Une fois la porte refermée, nous nous sommes redécouverts lentement, j’ai déboutonné ta chemise, caressé tes épaules, embrassé ton torse, alors que tu dégrafais mon soutien-gorge pour faire jouer mes tétons entre tes doigts. N’y tenant plus, je me suis m’agenouillée face à toi, ai défait ta ceinture, pris ton sexe dressé en bouche. J’ai joué avec ma langue sur ton gland et jamais autant je n’avais aimé ça. Je me suis relevée, et tu m’as conduite au lit, sur lequel nous nous sommes allongés, tête-bêche, alors que je te reprenais en bouche et que tu posais tes lèvres sur mon sexe. Plus je sentais tes caresses, tes lèvres sur mon clitoris, ta langue, tes doigts m’amenant au bord de l’orgasme, plus le désir que tu jouisses dans ma bouche montait en moi. J’ai fait glisser mes lèvres sur ta verge, caressé tes bourses, griffé tes fesses jusqu’à sentir sur les légères contractions de ton sexe sur ma langue, rapidement suivies de ton sperme emplissant ma bouche, en même temps que mon corps était parcouru des courants électriques trahissant l’extase. J’ai gardé encore un instant ton sexe entre les lèvres, me suis retournée, nous nous sommes embrassés, et je me suis lovée dans tes bras avant que le sommeil ne nous gagne.

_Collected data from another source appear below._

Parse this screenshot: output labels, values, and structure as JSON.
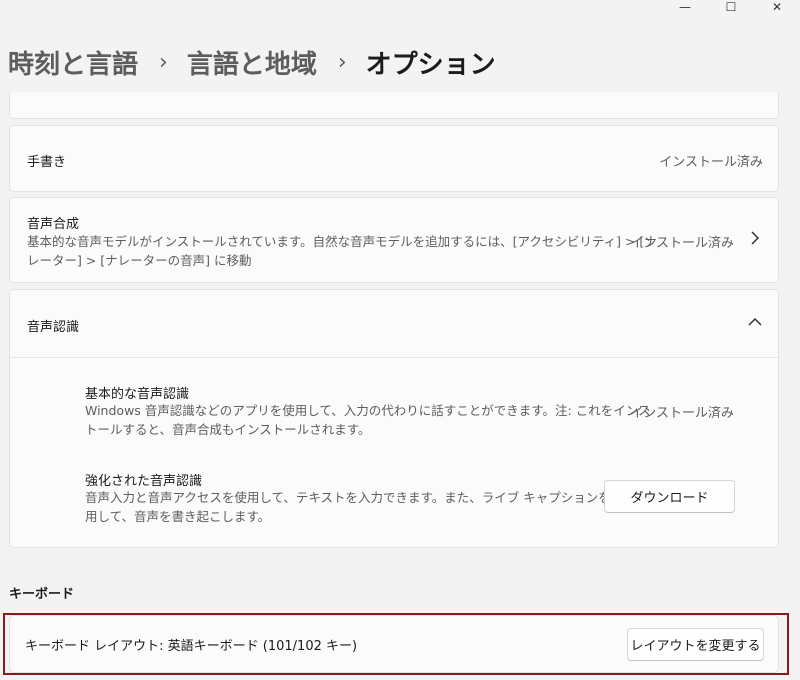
{
  "breadcrumb": {
    "item1": "時刻と言語",
    "item2": "言語と地域",
    "current": "オプション",
    "separator": "›"
  },
  "window_controls": {
    "minimize": "—",
    "maximize": "☐",
    "close": "✕"
  },
  "handwriting": {
    "title": "手書き",
    "status": "インストール済み"
  },
  "speech_synthesis": {
    "title": "音声合成",
    "description_line1": "基本的な音声モデルがインストールされています。自然な音声モデルを追加するには、[アクセシビリティ] > [ナ",
    "description_line2": "レーター] > [ナレーターの音声] に移動",
    "status": "インストール済み"
  },
  "speech_recognition": {
    "title": "音声認識",
    "basic": {
      "title": "基本的な音声認識",
      "description_line1": "Windows 音声認識などのアプリを使用して、入力の代わりに話すことができます。注: これをインス",
      "description_line2": "トールすると、音声合成もインストールされます。",
      "status": "インストール済み"
    },
    "enhanced": {
      "title": "強化された音声認識",
      "description_line1": "音声入力と音声アクセスを使用して、テキストを入力できます。また、ライブ キャプションを使",
      "description_line2": "用して、音声を書き起こします。",
      "button": "ダウンロード"
    }
  },
  "keyboard": {
    "section_title": "キーボード",
    "layout_label": "キーボード レイアウト: 英語キーボード (101/102 キー)",
    "change_button": "レイアウトを変更する"
  },
  "colors": {
    "background": "#f3f3f3",
    "card": "#fbfbfb",
    "highlight_border": "#8b1a1a"
  }
}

Je me souviendrai longtemps de cette nuit, où trop consciente de ta peau contre la mienne, je n’ai eu le sommeil que très léger. Suffisamment léger pour sentir, au milieu de la nuit, ton sexe se raidir contre ma cuisse. J’ai entrouvert les yeux, t’ai souris. Tu as murmuré que mon corps t’avait manqué, embrassé mon épaule, puis tu t’es allongé sur moi, comme pour mieux mordiller mes tétons. Tu n’as abandonné mes seins que pour taquiner l’entrée de ma grotte du bout de ton sexe. Je t’ai supplié de me prendre, je n’avais plus envie, non, j’avais besoin de te sentir au fond de moi. Tu t’es glissé en moi, j’ai enserré ta taille de mes jambes, pour mieux percevoir tes va-et-vient en moi, ta respiration sur ma peau, pour mieux m’agripper à tes épaules, et j’ai senti le plaisir monter en moi, et tes soupirs s’amplifier, avant que nous succombions à nouveau tous deux à la petite mort. Tu t’es effondré sur ma poitrine, j’ai caressé ton corps, nos lèvres se sont effleurées et nous avons à nouveau rejoint les bras de Morphée.

Je me souviendrai longtemps de ce matin, où tu étais déjà parti quand j’ai ouvert les yeux, et pourtant, seule dans notre grand lit, je gardais le souvenir de ta peau contre la mienne.